I know you don't, and you argue my examples when I show them, that is fine, you make your cjhoices for yourself and I'll make mine for me.
But I never questioned system resolution as a concept, I know full well the interplay of the elements within that system. We just come to different conclusions when looking at the images they produce, I don't care a fig for technical theories, just understanding why I see what I see.
Well, the example I've usually seen from you is the 7D vs. the 1D III, and I think your argument usually boils down to the fact that the AA filter on the 7D is fairly strong, thus diminishing the value of the 7D. I won't deny that a strong AA filter throws another factor into the mix, and it is a factor to take into account when actually measuring different devices. Even so, the use, or not, of an AA filter isn't a reason to stop pushing megapixel count/spatial resolution. My theory always assumes "all else being equal"...in which case the AA filter would be tuned to provide similar results around nyquist for any given sensor resolution.

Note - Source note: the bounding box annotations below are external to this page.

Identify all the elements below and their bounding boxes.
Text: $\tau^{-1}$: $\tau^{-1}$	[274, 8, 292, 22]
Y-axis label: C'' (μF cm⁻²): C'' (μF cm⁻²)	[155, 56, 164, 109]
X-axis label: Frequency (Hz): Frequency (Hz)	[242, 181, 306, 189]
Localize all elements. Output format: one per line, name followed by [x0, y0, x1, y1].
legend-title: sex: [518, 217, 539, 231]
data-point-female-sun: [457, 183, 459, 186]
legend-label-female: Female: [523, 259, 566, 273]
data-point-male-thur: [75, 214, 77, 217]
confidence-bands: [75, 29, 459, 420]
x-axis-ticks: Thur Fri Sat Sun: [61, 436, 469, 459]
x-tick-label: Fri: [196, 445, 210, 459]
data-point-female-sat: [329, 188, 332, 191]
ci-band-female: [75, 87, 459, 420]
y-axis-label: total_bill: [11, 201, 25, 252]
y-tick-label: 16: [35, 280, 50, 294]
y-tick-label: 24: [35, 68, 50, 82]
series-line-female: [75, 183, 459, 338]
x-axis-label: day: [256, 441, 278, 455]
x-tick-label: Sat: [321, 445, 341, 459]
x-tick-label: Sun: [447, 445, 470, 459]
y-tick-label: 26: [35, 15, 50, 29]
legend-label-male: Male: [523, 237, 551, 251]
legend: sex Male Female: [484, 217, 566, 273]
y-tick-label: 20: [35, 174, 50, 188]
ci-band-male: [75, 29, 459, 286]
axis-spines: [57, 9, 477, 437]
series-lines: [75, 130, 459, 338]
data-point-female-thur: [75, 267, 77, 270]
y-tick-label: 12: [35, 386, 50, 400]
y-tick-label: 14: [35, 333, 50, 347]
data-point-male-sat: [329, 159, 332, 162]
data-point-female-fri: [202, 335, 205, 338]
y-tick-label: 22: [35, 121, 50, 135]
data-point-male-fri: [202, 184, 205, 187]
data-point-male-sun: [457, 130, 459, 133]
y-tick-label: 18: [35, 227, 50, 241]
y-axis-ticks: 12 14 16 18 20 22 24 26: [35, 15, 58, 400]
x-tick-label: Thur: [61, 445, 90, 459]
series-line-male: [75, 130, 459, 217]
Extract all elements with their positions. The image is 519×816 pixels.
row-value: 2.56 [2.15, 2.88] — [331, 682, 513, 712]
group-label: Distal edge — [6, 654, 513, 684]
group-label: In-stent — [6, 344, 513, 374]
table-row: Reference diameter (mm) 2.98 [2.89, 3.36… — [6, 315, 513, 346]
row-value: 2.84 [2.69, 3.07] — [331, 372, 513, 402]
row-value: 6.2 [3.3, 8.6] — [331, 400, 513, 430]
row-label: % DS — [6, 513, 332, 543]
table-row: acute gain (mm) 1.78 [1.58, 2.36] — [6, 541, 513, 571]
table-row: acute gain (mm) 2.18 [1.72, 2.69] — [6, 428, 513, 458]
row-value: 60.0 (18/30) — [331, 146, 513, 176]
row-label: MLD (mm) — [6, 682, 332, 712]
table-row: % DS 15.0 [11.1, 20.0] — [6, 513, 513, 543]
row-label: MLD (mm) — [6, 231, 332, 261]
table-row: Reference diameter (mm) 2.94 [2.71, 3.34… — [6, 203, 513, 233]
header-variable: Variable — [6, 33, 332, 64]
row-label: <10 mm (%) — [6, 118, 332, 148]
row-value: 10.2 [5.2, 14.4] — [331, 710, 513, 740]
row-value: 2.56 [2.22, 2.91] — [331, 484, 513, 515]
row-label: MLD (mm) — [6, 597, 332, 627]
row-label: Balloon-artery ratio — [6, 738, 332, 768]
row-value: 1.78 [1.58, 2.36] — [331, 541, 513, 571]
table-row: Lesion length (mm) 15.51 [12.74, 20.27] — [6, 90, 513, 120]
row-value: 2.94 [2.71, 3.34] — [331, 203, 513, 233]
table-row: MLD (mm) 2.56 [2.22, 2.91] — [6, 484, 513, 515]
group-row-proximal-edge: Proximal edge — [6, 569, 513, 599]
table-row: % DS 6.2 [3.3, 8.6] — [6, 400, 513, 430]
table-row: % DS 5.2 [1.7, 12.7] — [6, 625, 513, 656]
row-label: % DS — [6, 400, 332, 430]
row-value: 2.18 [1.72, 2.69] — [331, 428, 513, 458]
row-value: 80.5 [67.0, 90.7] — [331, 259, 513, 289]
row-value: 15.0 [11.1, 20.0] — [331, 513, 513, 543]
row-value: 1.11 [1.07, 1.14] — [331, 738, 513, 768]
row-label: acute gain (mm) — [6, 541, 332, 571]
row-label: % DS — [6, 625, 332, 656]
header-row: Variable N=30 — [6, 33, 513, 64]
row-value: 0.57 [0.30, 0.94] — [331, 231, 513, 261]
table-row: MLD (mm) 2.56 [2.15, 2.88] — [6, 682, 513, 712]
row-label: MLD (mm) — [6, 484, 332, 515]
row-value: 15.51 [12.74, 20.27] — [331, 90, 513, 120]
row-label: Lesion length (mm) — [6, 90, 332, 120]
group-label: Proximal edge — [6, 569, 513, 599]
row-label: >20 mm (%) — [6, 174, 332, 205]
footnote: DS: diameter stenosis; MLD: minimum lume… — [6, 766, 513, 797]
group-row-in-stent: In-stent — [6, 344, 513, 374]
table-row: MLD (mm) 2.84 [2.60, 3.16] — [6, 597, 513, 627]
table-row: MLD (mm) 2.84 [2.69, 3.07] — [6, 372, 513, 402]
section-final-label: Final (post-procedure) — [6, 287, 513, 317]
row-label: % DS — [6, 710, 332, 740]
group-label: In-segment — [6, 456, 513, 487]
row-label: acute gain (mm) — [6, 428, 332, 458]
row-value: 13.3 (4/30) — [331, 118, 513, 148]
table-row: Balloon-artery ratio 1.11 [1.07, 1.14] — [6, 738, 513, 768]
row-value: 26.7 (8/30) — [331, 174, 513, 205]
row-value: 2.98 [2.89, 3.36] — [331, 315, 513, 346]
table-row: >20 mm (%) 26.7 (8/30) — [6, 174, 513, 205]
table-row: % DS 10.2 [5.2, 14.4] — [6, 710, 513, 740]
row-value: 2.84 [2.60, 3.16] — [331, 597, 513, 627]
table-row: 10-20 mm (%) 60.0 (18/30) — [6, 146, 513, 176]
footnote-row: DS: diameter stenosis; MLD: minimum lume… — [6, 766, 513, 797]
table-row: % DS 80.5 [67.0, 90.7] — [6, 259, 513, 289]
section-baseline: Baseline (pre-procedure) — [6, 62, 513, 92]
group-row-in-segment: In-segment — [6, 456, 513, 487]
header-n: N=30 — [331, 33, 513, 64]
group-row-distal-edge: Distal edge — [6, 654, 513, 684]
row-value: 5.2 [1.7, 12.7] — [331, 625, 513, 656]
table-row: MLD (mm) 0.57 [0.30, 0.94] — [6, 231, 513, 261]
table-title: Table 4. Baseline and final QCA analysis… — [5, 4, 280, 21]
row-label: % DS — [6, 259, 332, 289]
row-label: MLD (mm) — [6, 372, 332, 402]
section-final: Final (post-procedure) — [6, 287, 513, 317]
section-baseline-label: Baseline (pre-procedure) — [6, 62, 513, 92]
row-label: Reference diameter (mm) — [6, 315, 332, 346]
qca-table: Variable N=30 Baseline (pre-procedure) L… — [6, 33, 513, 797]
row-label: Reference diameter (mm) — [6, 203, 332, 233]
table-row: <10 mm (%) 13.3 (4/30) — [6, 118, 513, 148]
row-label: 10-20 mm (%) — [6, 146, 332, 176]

I don't deny that it is important to use empirical data as well, however empirical data can and is often interpreted differently. It's a subjective measure, and how the data is interpreted, according to what criteria, and by whom, are all important factors in normalizing empirical results. Personally, I see a meaningful, if not "ideal", improvement in resolution with the 7D over the 1D III in your past visual examples, you do not... That is an important discrepancy, and just because the data is yours does not inherently invalidate the observations of others. I have very good 20/10 vision with my corrective lenses, and perhaps that plays a role. If the 7D had a weaker AA filter, the difference would likely be even more pronounced. One could also perform a test with the AA filter removed from both cameras (thus eliminating the additional factor), and I think the difference in spatial resolution would be quite clear in that case.
Your argument is usually perceptual (subjective), where as I try to make mine objective. Perceptual/subjective arguments, while not invalid, are hard to use as a viable basis for comparison because of the very fact that they can be interpreted differently in the absence of normalization. You see the 7D as having no visual benefit over the 1D III...I see the 7D as indeed having a visible benefit over the 1D III, if not quite as much as theory would have predicted...all using the exact same source images that you yourself produce. That is a war neither of us will win, and one which doesn't help anyone else understand the fundamental value of having a higher resolution sensor.
A 24mp APS-C sensor would arguably demonstrate an even greater lead over the 1D III...I'd be very curious to see you perform a visual comparison of say a D7100 vs. the 1D III, or even the 5D III that was identical to your test of the 7D and 1D III. I'd wager the D7100 clearly outperforms either Canon camera in the realm of final resolving power (spatial resolution).
I'm sorry if my replies frustrate you, but you often seem to be making the (subjectively based) argument that there is no value whatsoever
to increasing megapixel count beyond the point where Canon currently is (~20mp APS-C, ~24mp FF). From an objective
standpoint, there most definitely is, and I think it is important that people understand that. All else being equal, you don't lose anything
by moving to a higher resolution sensor, and in fact
you almost always gain something
Subjectively, images from the D800 (at least at lower ISO/in good light) are superior, often vastly superior, to anything that you can get out of any Canon camera on the market right now. As a Canon fan, I don't really like to give a bone to the competition, but in this case, both subjectively and objectively, a higher resolution sensor most definitely has something to offer...and in a clearly visible, empirical way.